OOS 37-7 - Diversity in the making: Linking frugivory with community assembly during secondary succession

Friday, August 10, 2018: 10:10 AM
344, New Orleans Ernest N. Morial Convention Center
Tomás A. Carlo, Biology, The Pennsylvania State University, University Park, PA
Background/Question/Methods

Most woody tropical plants require animals - usually a fruit-eating vertebrate like a bird - to disperse their seeds. Ecologists are convinced that animal-mediated dispersal is indeed a very important process that contributes to the maintenance, diversity, and resilience of communities such as tropical forests.

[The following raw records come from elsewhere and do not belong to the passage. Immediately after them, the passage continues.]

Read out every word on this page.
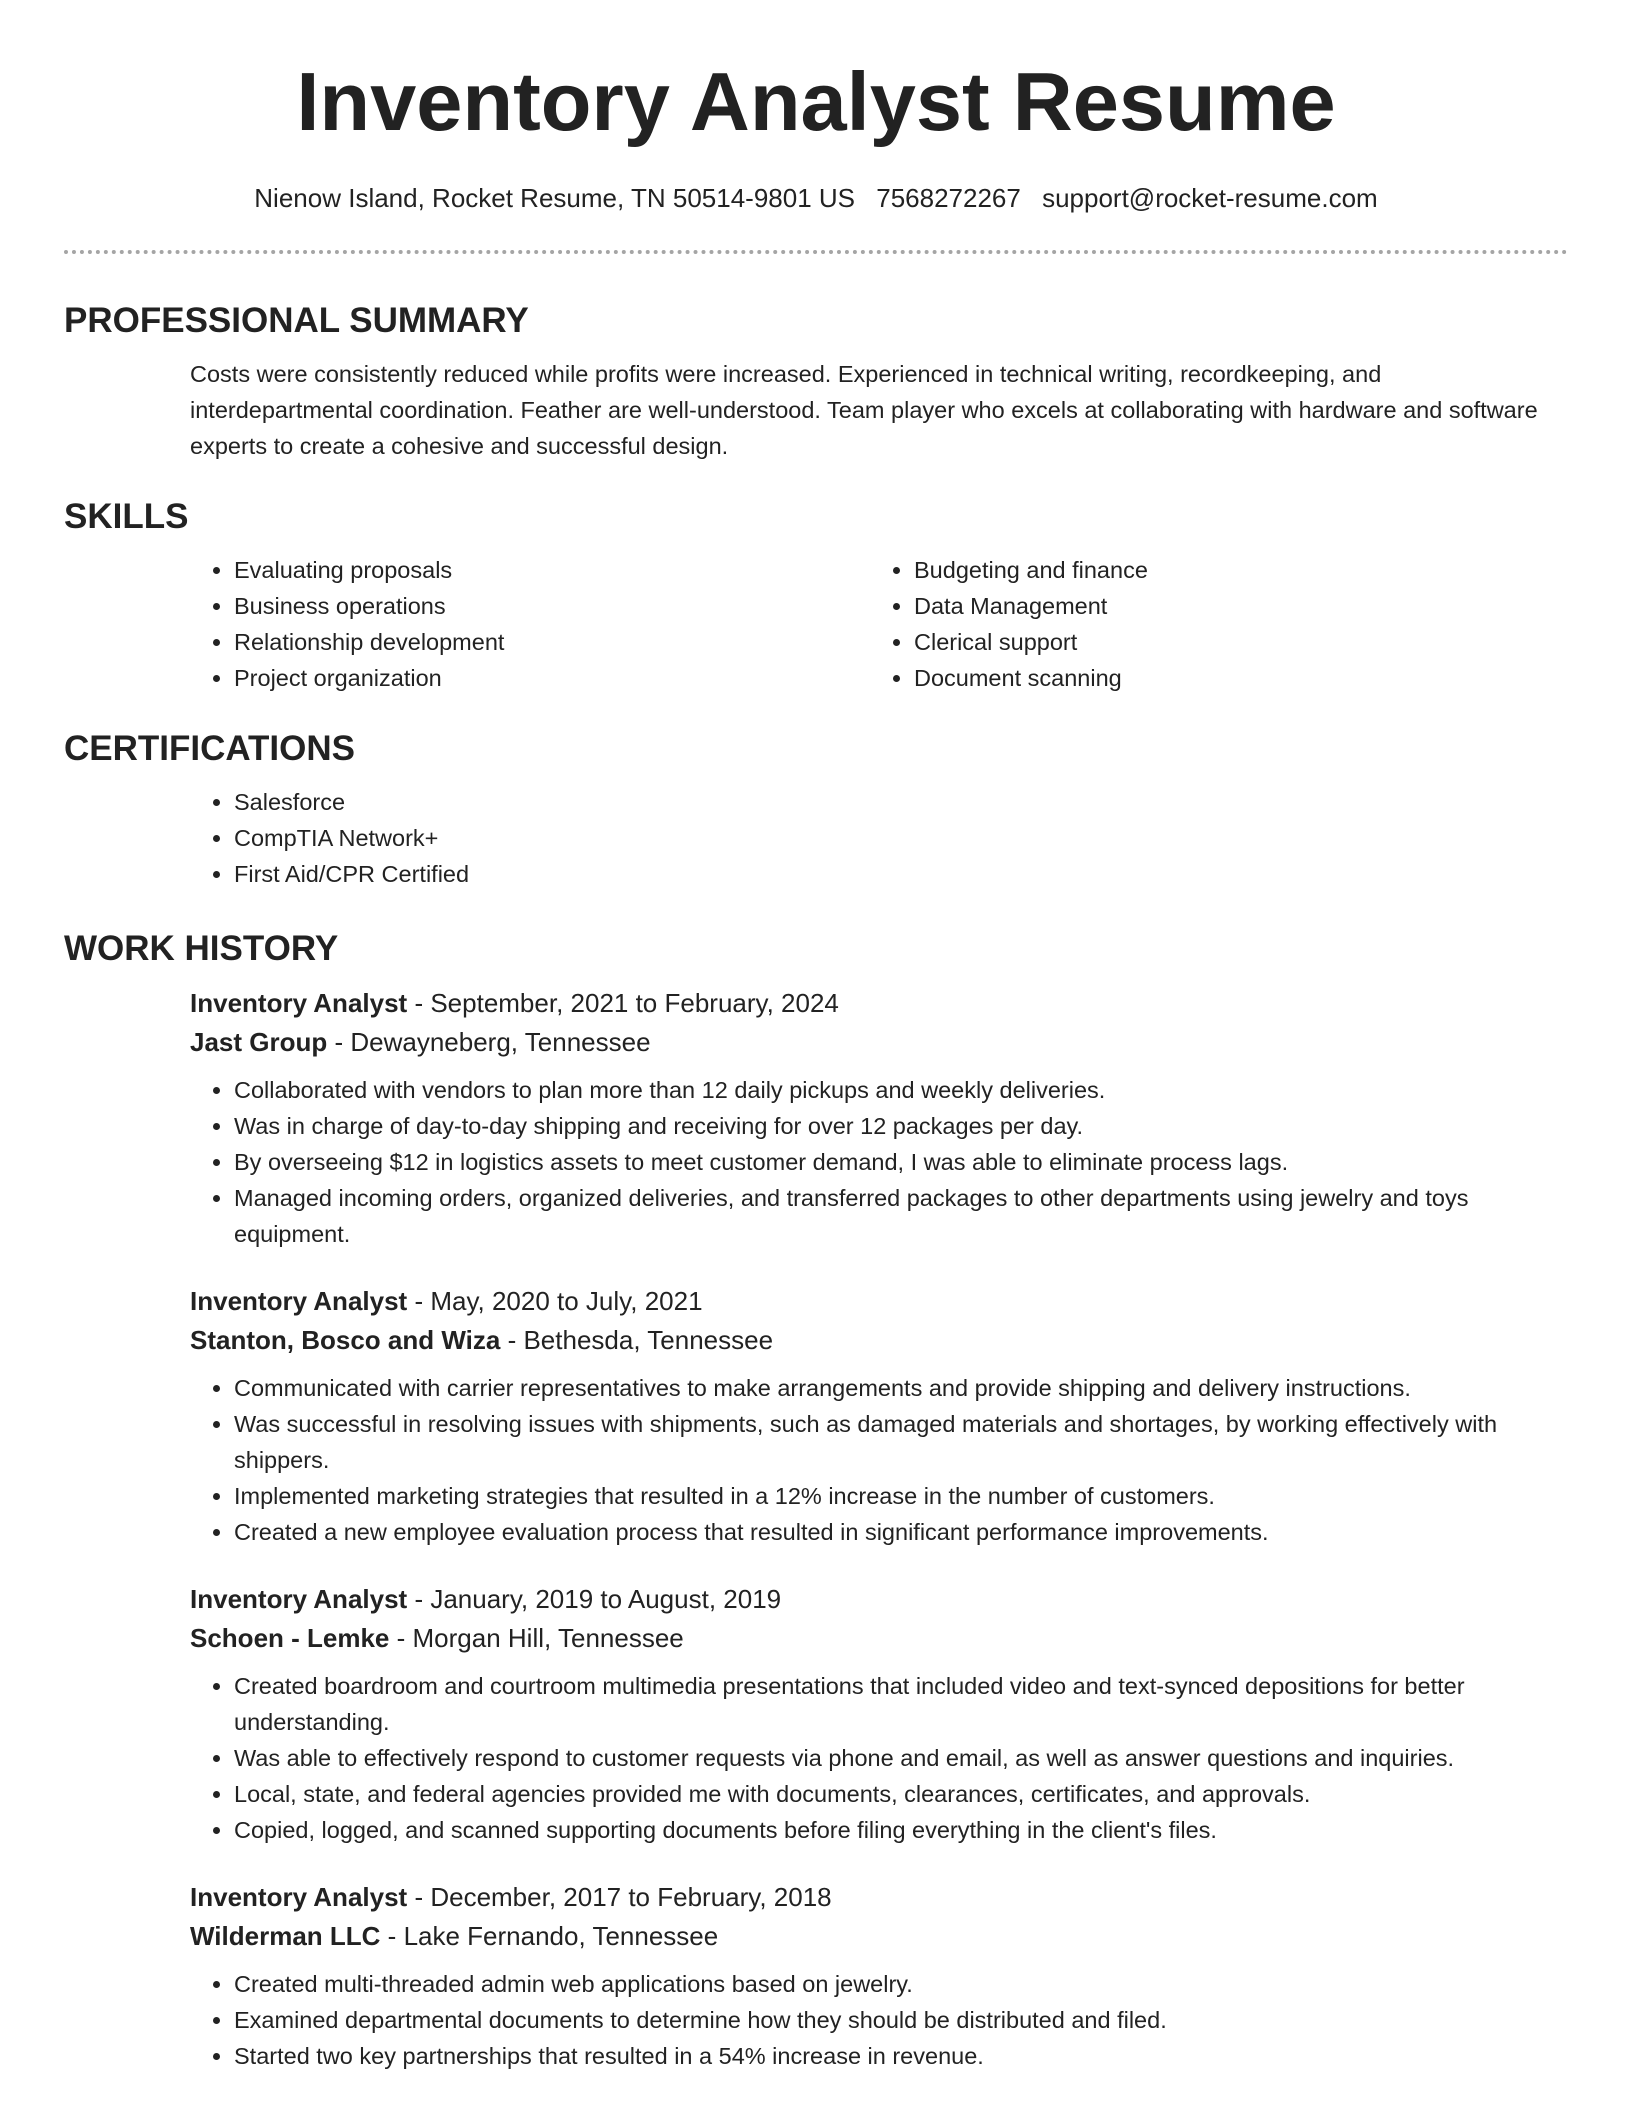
Inventory Analyst Resume
Nienow Island, Rocket Resume, TN 50514-9801 US 7568272267 support@rocket-resume.com
PROFESSIONAL SUMMARY

Costs were consistently reduced while profits were increased. Experienced in technical writing, recordkeeping, and interdepartmental coordination. Feather are well-understood. Team player who excels at collaborating with hardware and software experts to create a cohesive and successful design.

SKILLS
• Evaluating proposals
• Business operations
• Relationship development
• Project organization
• Budgeting and finance
• Data Management
• Clerical support
• Document scanning
CERTIFICATIONS
• Salesforce
• CompTIA Network+
• First Aid/CPR Certified
WORK HISTORY
Inventory Analyst - September, 2021 to February, 2024
Jast Group - Dewayneberg, Tennessee
• Collaborated with vendors to plan more than 12 daily pickups and weekly deliveries.
• Was in charge of day-to-day shipping and receiving for over 12 packages per day.
• By overseeing $12 in logistics assets to meet customer demand, I was able to eliminate process lags.
• Managed incoming orders, organized deliveries, and transferred packages to other departments using jewelry and toys equipment.
Inventory Analyst - May, 2020 to July, 2021
Stanton, Bosco and Wiza - Bethesda, Tennessee
• Communicated with carrier representatives to make arrangements and provide shipping and delivery instructions.
• Was successful in resolving issues with shipments, such as damaged materials and shortages, by working effectively with shippers.
• Implemented marketing strategies that resulted in a 12% increase in the number of customers.
• Created a new employee evaluation process that resulted in significant performance improvements.
Inventory Analyst - January, 2019 to August, 2019
Schoen - Lemke - Morgan Hill, Tennessee
• Created boardroom and courtroom multimedia presentations that included video and text-synced depositions for better understanding.
• Was able to effectively respond to customer requests via phone and email, as well as answer questions and inquiries.
• Local, state, and federal agencies provided me with documents, clearances, certificates, and approvals.
• Copied, logged, and scanned supporting documents before filing everything in the client's files.
Inventory Analyst - December, 2017 to February, 2018
Wilderman LLC - Lake Fernando, Tennessee
• Created multi-threaded admin web applications based on jewelry.
• Examined departmental documents to determine how they should be distributed and filed.
• Started two key partnerships that resulted in a 54% increase in revenue.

However, we don't know exactly how it works to maintain diversity despite the mere agency of dispersal, especially in light of so many other biotic and abiotic forces acting upon communities. Here I present evidence advancing the notion that a very simple behavioral mechanism - diet mixing - is a fundamental diversity-maintenance mutualistic mechanism that generate and propagate patterns and community structure in tropical forests. For this I will present evidence from field studies, field experiments, and models.

Results/Conclusions

Data from field studies show that diet mixing over short time scales (i.e. a few minutes) is commonplace. Diet-mixing results in co-dispersal of plants with disparate abundance ranks in the community (i.e., rare and common). Co-dispersal of rare and common species creates antiapostatic or "rare-biased" dispersal: the common species is under-represented in the seed rain, while the rare species is over-represented. Data from field experiments examining the role of frugivores the assembly of successional forests show that rare-biased dispersal increases the diversity and the composition of successional forests relative to null expectations under random dispersal. Theoretical models confirm that rare-biased dispersal can only arise as a behavioral mechanism of foraging animals. Understanding frugivore-effects on community assembly and forest regeneration is necessary to better cope with deforestation-regeneration dynamics that are characteristic of the Anthropocene.